Percy started as though he had been stabbed, though he had been well aware of Tucker’s approach behind him. He looked at the car as if seeing it for the first time. ‘Err, yes, I sup
pose it is quite nice, sir. Can’t say I’d really noticed, though. I was looking at the golf clubs on the back seat, you see. Nice to have time for a game during the week.’
He managed to make the casual words ring like an accusation in Tucker’s ear, not least because he was bound straight for Brunton Golf Club and an afternoon fourball. The super said grandly, ‘One of the rewards of office, Peach.’ But he could not quite bring off the lordly disdain that would show he was not nettled.
Peach nodded. ‘I feel I might be a tolerable player, if I could only get more time for the game.’ He sighed mournfully and turned away.
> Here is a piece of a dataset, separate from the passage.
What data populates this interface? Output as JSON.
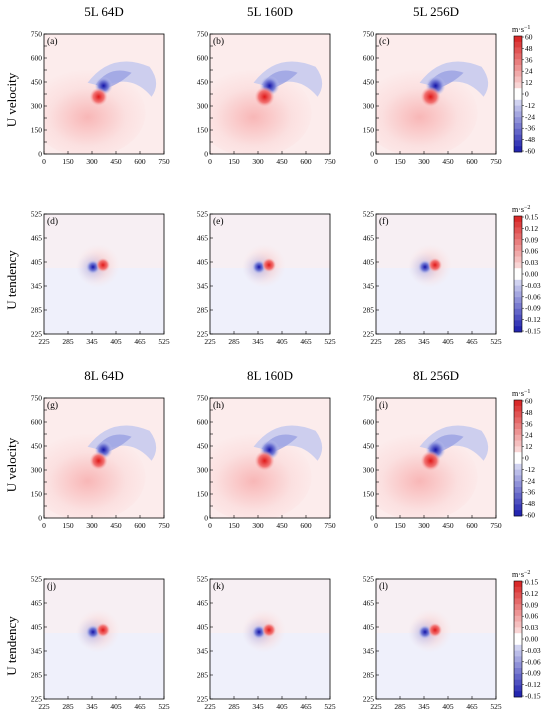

Tucker, looking for a taunt in response, said, ‘I think they expect quite a high standard at the North Lancs. Perhaps you should have been a bit less ambitious. Haven’t heard about your membership, yet, I suppose?’ Even as he delivered the question, he felt suddenly that it was a mistake, that he had somehow been led into it by the entire innocent exchange.
Percy said, ‘Oh, I heard about that a couple of days ago, sir. Just a formality, as I think I suggested to you the other day. I’m in all right. Quite looking forward to a round on a decent course. When my duties permit it, of course.’ He was away into the building before Tucker could even attempt to force out his congratulations.
***
On the Friday of that week, Peach bade an uncharacteristically fond farewell to the detective sergeant who had been his diligent supporter for three years.
During that time, he had delighted in referring to the tall, taciturn DS Collins as ‘that long streak of discretion’, but he realized now how well they had complemented each other in their methods. Collins had sometimes had to work to retain his dignity in the face of Percy’s apparent contempt, but he had never lost his composure. It had been a valuable quality, whilst he was working with an inspector who went for villains like a pit bull, who sometimes made his mind up on scanty evidence about who the villains were.